Die bessere Versorgung der Menschen mit Konsumgütern, preiswerten Wohnungen,
kostenloser medizinischer Versorgung, Kindergärten, Kindergeld und steigenden Renten (die
"zweite Lohntüte") kostete Geld, und zwar mehr, als die DDR in den siebziger Jahren
erwirtschaftete. Die Verbesserung des Lebensstandards wurde in zunehmendem Maße mit
Krediten bezahlt, die die DDR im "nichtsozialistischen Wirtschaftsgebiet", das heißt vor
allem in der Bundesrepublik, aufnahm. 1970 war die DDR im nichtsozialistischen
Wirtschaftsgebiet mit zwei Milliarden Valuta-Mark verschuldet, bis 1989 stieg diese
Verschuldung um mehr als das Zwanzigfache auf 49 Milliarden Valuta-Mark an. Die Zinsen
für die Kredite wurden mit neuen Krediten bezahlt. Ein verhängnisvoller Schuldenkreislauf
setzte ein, der letztlich zum wirtschaftlichen Zusammenbruch der DDR beitrug.
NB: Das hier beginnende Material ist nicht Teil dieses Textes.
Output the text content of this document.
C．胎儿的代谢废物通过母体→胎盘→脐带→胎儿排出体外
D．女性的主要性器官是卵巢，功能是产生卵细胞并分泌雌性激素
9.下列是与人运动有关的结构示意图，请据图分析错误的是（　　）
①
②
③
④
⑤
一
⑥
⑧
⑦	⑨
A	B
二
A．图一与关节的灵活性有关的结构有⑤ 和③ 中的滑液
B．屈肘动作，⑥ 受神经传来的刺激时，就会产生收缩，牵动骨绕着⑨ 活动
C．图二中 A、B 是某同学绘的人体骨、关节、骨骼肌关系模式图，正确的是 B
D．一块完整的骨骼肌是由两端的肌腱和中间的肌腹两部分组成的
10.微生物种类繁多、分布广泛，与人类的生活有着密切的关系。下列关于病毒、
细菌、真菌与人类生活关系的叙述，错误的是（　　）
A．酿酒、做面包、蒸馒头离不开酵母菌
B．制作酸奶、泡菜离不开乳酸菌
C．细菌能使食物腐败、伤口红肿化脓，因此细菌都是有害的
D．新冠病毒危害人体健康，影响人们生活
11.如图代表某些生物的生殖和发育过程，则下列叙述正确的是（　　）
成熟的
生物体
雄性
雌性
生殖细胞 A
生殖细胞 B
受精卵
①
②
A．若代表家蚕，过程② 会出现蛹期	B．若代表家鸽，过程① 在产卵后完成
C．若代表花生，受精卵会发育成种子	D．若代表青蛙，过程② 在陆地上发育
Diese Situation war der Bevölkerung der DDR in den siebziger Jahren nicht bekannt. Es
überwog der positive Eindruck einer erfolgreichen Sozialpolitik und ständigen Verbesserung
des Lebensstandards. Die Aufnahme der DDR 1973 in die UNO und ihre diplomatische
Anerkennung durch die westlichen Großmächte verstärkten diesen Effekt, so daß man für die
erste Hälfte der siebziger Jahre wohl den größten Grad an Übereinstimmung zwischen
Bevölkerung und Regierung in der DDR annehmen kann.